Table of Contents
Advances in Ecology
Volume 2015, Article ID 357080, 19 pages
http://dx.doi.org/10.1155/2015/357080
Research Article

Resource Selection by an Endangered Ungulate: A Test of Predator-Induced Range Abandonment

1Department of Biological Sciences, Idaho State University, 921 South 8th Avenue, Stop 8007, Pocatello, ID 83209, USA
2Sierra Nevada Bighorn Sheep Recovery Program, California Department of Fish and Wildlife, 407 West Line Street, Bishop, CA 93514, USA
3California Department of Fish and Wildlife, P.O. Box 3222, Big Bear City, CA 92314, USA
4Department of Astronomy, New Mexico State University, P.O. Box 30001, MSC 4500, Las Cruces, NM 88003-8000, USA

Received 30 September 2014; Accepted 3 January 2015

Academic Editor: Tomasz S. Osiejuk

Copyright © 2015 Jeffrey T. Villepique et al. This is an open access article distributed under the Creative Commons Attribution License, which permits unrestricted use, distribution, and reproduction in any medium, provided the original work is properly cited.

Abstract

We investigated influences of risk of predation by mountain lions (Puma concolor), topographic metrics at multiple scales, and vegetation, land, and snow cover on resource selection by Sierra Nevada bighorn sheep (Ovis canadensis sierrae), an endangered taxon, during winters 2002–2007, in the Sierra Nevada, California, USA. We hypothesized that those mountain ungulates would trade off rewards accrued from using critical low-elevation habitat in winter for the safety of areas with reduced risk of predation. Sierra Nevada bighorn sheep did not trade off benefits of forage for reduced risk of predation but selected areas of high solar radiation, a correlate of vegetation productivity, where risk of predation by mountain lions was greatest, while mitigating indirect risk of predation by selecting for steep, rugged terrain.
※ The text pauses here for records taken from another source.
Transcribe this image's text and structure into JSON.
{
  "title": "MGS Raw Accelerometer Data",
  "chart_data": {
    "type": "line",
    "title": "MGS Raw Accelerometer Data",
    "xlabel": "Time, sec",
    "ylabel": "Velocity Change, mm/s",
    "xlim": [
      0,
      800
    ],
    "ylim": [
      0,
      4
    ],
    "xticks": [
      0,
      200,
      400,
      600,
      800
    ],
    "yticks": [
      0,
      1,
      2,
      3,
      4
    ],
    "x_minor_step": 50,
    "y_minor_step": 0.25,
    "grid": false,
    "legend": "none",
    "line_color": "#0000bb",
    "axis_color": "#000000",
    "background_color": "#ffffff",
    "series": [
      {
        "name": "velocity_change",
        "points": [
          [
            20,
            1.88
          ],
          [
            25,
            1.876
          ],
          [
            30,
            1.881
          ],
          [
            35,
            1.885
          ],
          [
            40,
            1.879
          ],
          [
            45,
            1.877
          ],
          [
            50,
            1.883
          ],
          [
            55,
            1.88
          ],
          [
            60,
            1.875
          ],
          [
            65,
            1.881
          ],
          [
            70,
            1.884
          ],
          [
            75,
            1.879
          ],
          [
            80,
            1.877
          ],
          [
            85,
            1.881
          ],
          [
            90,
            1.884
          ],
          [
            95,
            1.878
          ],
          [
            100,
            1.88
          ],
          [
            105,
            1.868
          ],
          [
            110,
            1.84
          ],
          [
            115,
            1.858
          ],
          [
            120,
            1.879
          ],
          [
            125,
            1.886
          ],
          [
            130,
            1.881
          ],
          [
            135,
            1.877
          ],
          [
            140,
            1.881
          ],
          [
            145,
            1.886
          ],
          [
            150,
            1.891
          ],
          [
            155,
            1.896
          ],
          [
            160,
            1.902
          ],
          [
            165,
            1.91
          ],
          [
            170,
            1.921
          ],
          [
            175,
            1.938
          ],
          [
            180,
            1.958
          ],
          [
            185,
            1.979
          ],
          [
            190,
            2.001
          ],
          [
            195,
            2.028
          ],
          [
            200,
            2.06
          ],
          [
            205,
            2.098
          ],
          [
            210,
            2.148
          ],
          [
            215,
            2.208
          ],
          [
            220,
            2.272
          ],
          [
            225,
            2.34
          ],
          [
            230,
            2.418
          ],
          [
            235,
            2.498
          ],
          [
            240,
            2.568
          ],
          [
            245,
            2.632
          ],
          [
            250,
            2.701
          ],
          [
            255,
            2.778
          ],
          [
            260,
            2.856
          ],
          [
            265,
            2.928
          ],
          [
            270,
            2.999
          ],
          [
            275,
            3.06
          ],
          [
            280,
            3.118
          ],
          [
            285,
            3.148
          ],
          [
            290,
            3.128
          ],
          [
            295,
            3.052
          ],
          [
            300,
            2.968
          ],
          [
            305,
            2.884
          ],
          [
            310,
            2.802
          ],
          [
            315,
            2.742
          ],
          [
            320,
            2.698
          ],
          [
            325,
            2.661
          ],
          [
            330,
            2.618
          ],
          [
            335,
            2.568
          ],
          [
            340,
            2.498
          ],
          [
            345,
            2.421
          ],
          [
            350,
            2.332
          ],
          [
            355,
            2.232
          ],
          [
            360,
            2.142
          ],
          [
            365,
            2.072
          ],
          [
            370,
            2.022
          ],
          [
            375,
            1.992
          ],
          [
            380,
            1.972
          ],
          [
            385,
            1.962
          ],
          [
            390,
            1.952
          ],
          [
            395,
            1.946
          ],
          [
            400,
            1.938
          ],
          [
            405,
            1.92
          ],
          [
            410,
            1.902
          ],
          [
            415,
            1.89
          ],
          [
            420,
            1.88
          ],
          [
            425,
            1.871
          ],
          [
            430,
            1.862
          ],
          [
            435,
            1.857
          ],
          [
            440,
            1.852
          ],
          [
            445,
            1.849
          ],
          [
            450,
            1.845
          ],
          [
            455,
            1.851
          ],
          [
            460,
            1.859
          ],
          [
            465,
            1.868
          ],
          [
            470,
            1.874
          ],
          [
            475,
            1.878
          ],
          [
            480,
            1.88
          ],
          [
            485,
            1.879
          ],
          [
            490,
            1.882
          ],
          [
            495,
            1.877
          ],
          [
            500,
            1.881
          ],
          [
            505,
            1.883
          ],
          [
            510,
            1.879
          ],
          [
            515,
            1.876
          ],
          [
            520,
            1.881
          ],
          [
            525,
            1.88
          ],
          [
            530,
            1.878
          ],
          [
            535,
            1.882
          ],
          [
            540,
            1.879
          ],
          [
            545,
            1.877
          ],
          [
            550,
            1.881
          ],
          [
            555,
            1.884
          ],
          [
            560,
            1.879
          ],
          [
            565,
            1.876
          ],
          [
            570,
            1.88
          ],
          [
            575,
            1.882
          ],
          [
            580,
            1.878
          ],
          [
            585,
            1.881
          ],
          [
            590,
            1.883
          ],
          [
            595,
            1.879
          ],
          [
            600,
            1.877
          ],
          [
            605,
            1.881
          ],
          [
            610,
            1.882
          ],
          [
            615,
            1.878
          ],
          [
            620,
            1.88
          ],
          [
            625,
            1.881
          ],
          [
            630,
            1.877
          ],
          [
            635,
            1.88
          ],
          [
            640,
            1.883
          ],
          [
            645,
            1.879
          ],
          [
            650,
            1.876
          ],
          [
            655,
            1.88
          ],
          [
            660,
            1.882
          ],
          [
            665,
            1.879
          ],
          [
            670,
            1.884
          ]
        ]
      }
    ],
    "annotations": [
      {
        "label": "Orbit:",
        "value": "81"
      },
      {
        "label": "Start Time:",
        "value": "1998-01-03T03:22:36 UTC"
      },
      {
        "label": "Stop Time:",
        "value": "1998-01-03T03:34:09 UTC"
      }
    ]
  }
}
Bighorn sheep selected more strongly for areas where mountain lions were active, than for low-elevation habitat in winter, likely because mountain lions were most active in those areas of bighorn sheep winter ranges overlapping ranges of mule deer (Odocoileus hemionus), where both ungulates accrued forage benefits. We demonstrated reduced benefit of migration to low elevation during drought years, providing an alternative explanation to the predator-induced abandonment hypothesis for the disuse of low-elevation winter range observed during drought years.